“How about your heart, Miss Lady? Did he warn you about that also?” laughed Bess, as she linked her arm through her friend’s and led her upstairs into her room.
“How perfectly dear, Bess! No wonder you have been so happy and contented here!”
“Do look at those wonderful mountains, that great expanse of water, those towering trees, that—oh! everything!” ejaculated the stranger, as she gazed out of the opened window. “Isn’t it magnificent?”
“Now, do you wonder at all the ravings my letters contained, Berenice?”
“No, I do not, and I do not wonder that you wrote that you could stay here always.”
“Always!” thought Bess, “always.” And yet soon would she leave this sublime beauty, and she could feast her heart only upon its memory. Could she make the sacrifice?

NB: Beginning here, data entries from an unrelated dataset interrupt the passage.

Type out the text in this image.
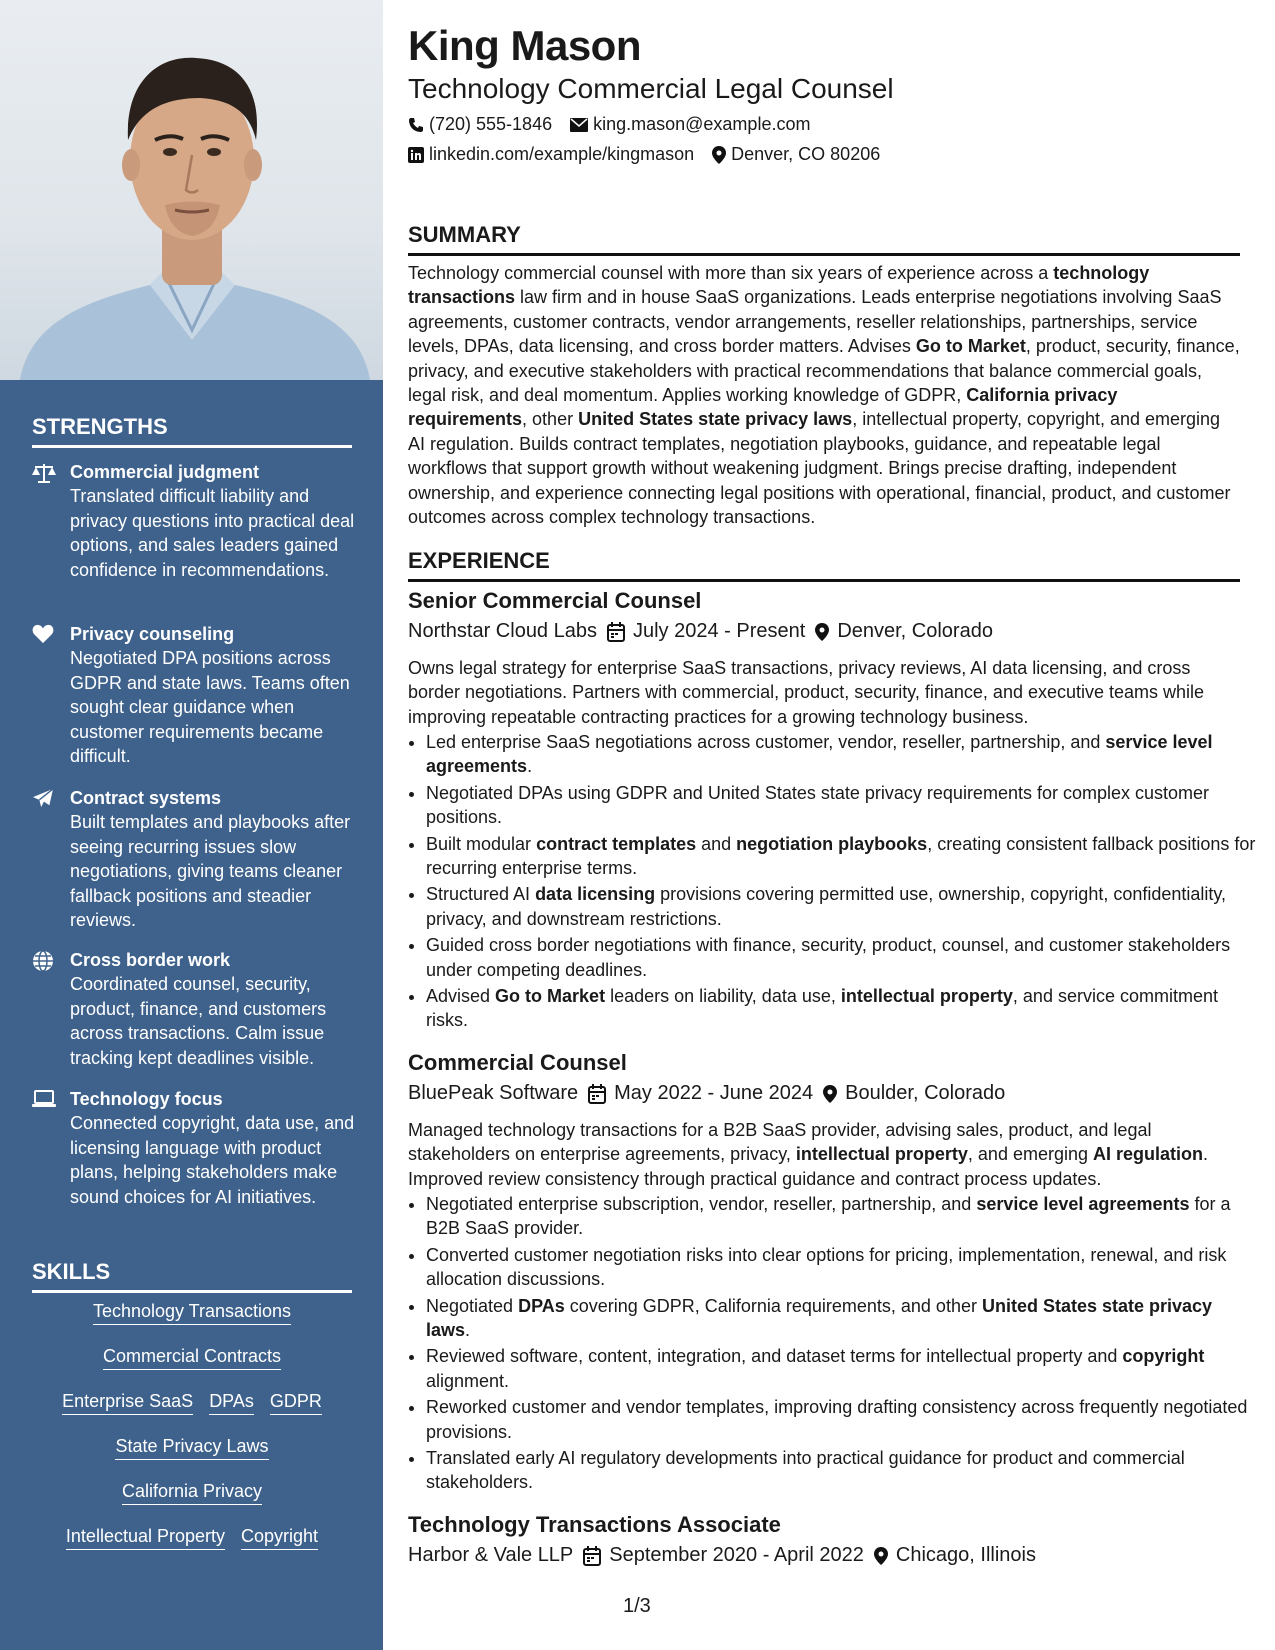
STRENGTHS
Commercial judgment
Translated difficult liability and privacy questions into practical deal options, and sales leaders gained confidence in recommendations.
Privacy counseling
Negotiated DPA positions across GDPR and state laws. Teams often sought clear guidance when customer requirements became difficult.
Contract systems
Built templates and playbooks after seeing recurring issues slow negotiations, giving teams cleaner fallback positions and steadier reviews.
Cross border work
Coordinated counsel, security, product, finance, and customers across transactions. Calm issue tracking kept deadlines visible.
Technology focus
Connected copyright, data use, and licensing language with product plans, helping stakeholders make sound choices for AI initiatives.
SKILLS
Technology Transactions
Commercial Contracts
Enterprise SaaS DPAs GDPR
State Privacy Laws
California Privacy
Intellectual Property Copyright
King Mason
Technology Commercial Legal Counsel
(720) 555-1846 king.mason@example.com
linkedin.com/example/kingmason Denver, CO 80206
SUMMARY
Technology commercial counsel with more than six years of experience across a technology transactions law firm and in house SaaS organizations. Leads enterprise negotiations involving SaaS agreements, customer contracts, vendor arrangements, reseller relationships, partnerships, service levels, DPAs, data licensing, and cross border matters. Advises Go to Market, product, security, finance, privacy, and executive stakeholders with practical recommendations that balance commercial goals, legal risk, and deal momentum. Applies working knowledge of GDPR, California privacy requirements, other United States state privacy laws, intellectual property, copyright, and emerging AI regulation. Builds contract templates, negotiation playbooks, guidance, and repeatable legal workflows that support growth without weakening judgment. Brings precise drafting, independent ownership, and experience connecting legal positions with operational, financial, product, and customer outcomes across complex technology transactions.
EXPERIENCE
Senior Commercial Counsel
Northstar Cloud Labs July 2024 - Present Denver, Colorado
Owns legal strategy for enterprise SaaS transactions, privacy reviews, AI data licensing, and cross border negotiations. Partners with commercial, product, security, finance, and executive teams while improving repeatable contracting practices for a growing technology business.
• Led enterprise SaaS negotiations across customer, vendor, reseller, partnership, and service level agreements.
• Negotiated DPAs using GDPR and United States state privacy requirements for complex customer positions.
• Built modular contract templates and negotiation playbooks, creating consistent fallback positions for recurring enterprise terms.
• Structured AI data licensing provisions covering permitted use, ownership, copyright, confidentiality, privacy, and downstream restrictions.
• Guided cross border negotiations with finance, security, product, counsel, and customer stakeholders under competing deadlines.
• Advised Go to Market leaders on liability, data use, intellectual property, and service commitment risks.
Commercial Counsel
BluePeak Software May 2022 - June 2024 Boulder, Colorado
Managed technology transactions for a B2B SaaS provider, advising sales, product, and legal stakeholders on enterprise agreements, privacy, intellectual property, and emerging AI regulation. Improved review consistency through practical guidance and contract process updates.
• Negotiated enterprise subscription, vendor, reseller, partnership, and service level agreements for a B2B SaaS provider.
• Converted customer negotiation risks into clear options for pricing, implementation, renewal, and risk allocation discussions.
• Negotiated DPAs covering GDPR, California requirements, and other United States state privacy laws.
• Reviewed software, content, integration, and dataset terms for intellectual property and copyright alignment.
• Reworked customer and vendor templates, improving drafting consistency across frequently negotiated provisions.
• Translated early AI regulatory developments into practical guidance for product and commercial stakeholders.
Technology Transactions Associate
Harbor & Vale LLP September 2020 - April 2022 Chicago, Illinois
1/3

Bess left her friend and hastened to the dining-room to be of assistance there. She cautioned Mrs. West against saying anything at all concerning Mr. Davis, until she might announce her engagement to Miss Morton.
How deeply Mrs. West and Bess regretted that the “boys” would not reach home until tomorrow.
“And yet,” said Bess, “I am glad to get a chance for a word or two before James comes.”
A bunch of rose-berries, large and scarlet, intermingled with the white berries on stems of buck-bush, graced the center of the table, while at each plate lay a shining spray of Oregon grape leaves.